I have two programes , the client programe will send data to server programe over TCP. Since TCP is stream-based and my data is defined as frame, it occurs that two frames are in the same TCP package.

I am trying to find a solution for this. Here are some ideas, but I'm not sure if they fit my situation.

  1. Implement encoding and decoding by some crate. tokio_util::codec seems to be the best solution. But the question is , the server programe is async (implemented by tokio), the client is sync (just use std::net). The tokio_util can't be used in sync code, is there any other crate could work?

  2. Similar to length_delimited, Send the data length before data. The server read the length first, then read the data of specified length from stream.

    let len = stream.read_u64().await.unwrap() as usize;
    let mut buf = Vec::with_capacity(len);
    stream.read_exact(&mut buf).await.unwrap();

If so,buf needs to be dynamically allocated every time data reach.I'm worried this will have performance issues.
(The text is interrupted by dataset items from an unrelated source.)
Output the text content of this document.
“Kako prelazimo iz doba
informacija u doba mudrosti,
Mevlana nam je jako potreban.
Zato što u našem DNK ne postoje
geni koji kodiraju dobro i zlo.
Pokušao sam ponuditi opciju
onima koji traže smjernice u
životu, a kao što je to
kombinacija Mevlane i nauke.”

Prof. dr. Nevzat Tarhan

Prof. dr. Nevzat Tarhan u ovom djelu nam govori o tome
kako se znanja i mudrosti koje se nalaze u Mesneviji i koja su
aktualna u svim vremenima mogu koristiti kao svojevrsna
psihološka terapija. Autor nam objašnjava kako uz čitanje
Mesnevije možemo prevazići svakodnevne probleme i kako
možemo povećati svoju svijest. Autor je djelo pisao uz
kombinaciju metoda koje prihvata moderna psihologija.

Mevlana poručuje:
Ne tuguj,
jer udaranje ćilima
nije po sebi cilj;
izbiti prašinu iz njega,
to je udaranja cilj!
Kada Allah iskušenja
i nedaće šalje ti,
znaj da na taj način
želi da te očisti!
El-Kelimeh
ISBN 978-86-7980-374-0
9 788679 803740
  1. Similar to #2 , Copy all data to a buffer when recieved, then read the length and data form the buffer.
    But if the frame data is divided into two TCP packages, I need some extra code to solve it.(maybe a state machine is needed)

This seems like a simple question, but I can't find a graceful and simple solution. I really need some advice about it..

There are a couple of things that are true regardless of packet splitting:

  • If you know the size of the data to be expected, then you can use an array
  • If you have an upper limit on the data size, you can still use an array. This may be inefficient if there are outliers in the data size distribution.
  • If the data size can be anything, you have to use a Vec.

This is fairly clean.

The code for this isn't too bad either.

It would not be especially difficult to write a synchronous version of tokio_util::codec::Framed. You can still use the Encoder/Decoder traits from tokio-util.

As for your second option, this is pretty common. The trick is to reuse the vector so that you don't have to allocate every time.

Thanks for you two guys! I didn't consider using array as buff.

    let mut data_buffer = [0; 256];
    let len = stream.read_u64().await.unwrap() as usize;
    stream.read_exact(&mut data_buffer[0..len]).await.unwrap();

This code could work now, I'm not sure if it's stable enough. I 'll use "tokio_util::codec::Framed" to improve the code!